Takiyasha the Witch and the Skeleton Specter from the Story of Utö Yasutaka
- Source:
- ukiyo-e.org
Description
Takiyasha the Witch and the Skeleton Specter from the Story of Uto Yasutaka treats one of the great supernatural subjects of Edo popular culture: Princess Takiyasha, daughter of the rebel Taira no Masakado, who in legend mastered sorcery and summoned a giant skeleton spirit to defend her father's ruined palace at Soma. The story is best known today from Utagawa Kuniyoshi's nineteenth-century [triptych](/glossary/triptych), but it was already current in earlier popular fiction, kabuki, and [ukiyo-e](/glossary/ukiyo-e). The Edo ukiyo-e designer Kitao Masanobu (1761–1816) — a leading figure of the Kitao school and, under the name Santo Kyoden, a major author of kibyoshi and gokan — was unusually well placed to design illustrations for tales of this kind.

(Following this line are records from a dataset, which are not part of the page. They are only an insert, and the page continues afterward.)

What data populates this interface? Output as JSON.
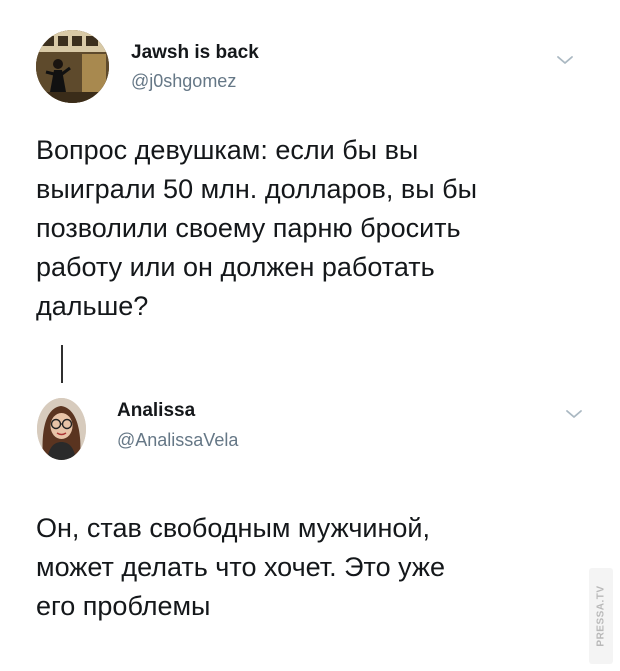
{
  "tweets": [
    {
      "display_name": "Jawsh is back",
      "handle": "@j0shgomez",
      "text": "Вопрос девушкам: если бы вы\nвыиграли 50 млн. долларов, вы бы\nпозволили своему парню бросить\nработу или он должен работать\nдальше?",
      "avatar_icon": "user-avatar-photo",
      "menu_icon": "chevron-down-icon"
    },
    {
      "display_name": "Analissa",
      "handle": "@AnalissaVela",
      "text": "Он, став свободным мужчиной,\nможет делать что хочет. Это уже\nего проблемы",
      "avatar_icon": "user-avatar-photo",
      "menu_icon": "chevron-down-icon"
    }
  ],
  "watermark": "PRESSA.TV",
  "colors": {
    "text": "#14171a",
    "secondary": "#657786",
    "chevron": "#aab8c2",
    "thread_line": "#2f2f2f"
  }
}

The Honolulu Museum of Art holds this impression (7309), catalogued via ukiyo-e.org. The composition typically pairs Takiyasha at a desk or scroll, performing the rites that conjure the skeleton, with the bony specter looming above or behind her. Such confrontations between a small, focused human figure and a vast supernatural presence belong to the longer Japanese tradition of yokai imagery, and they fit naturally inside the popular literature Masanobu illustrated and later authored.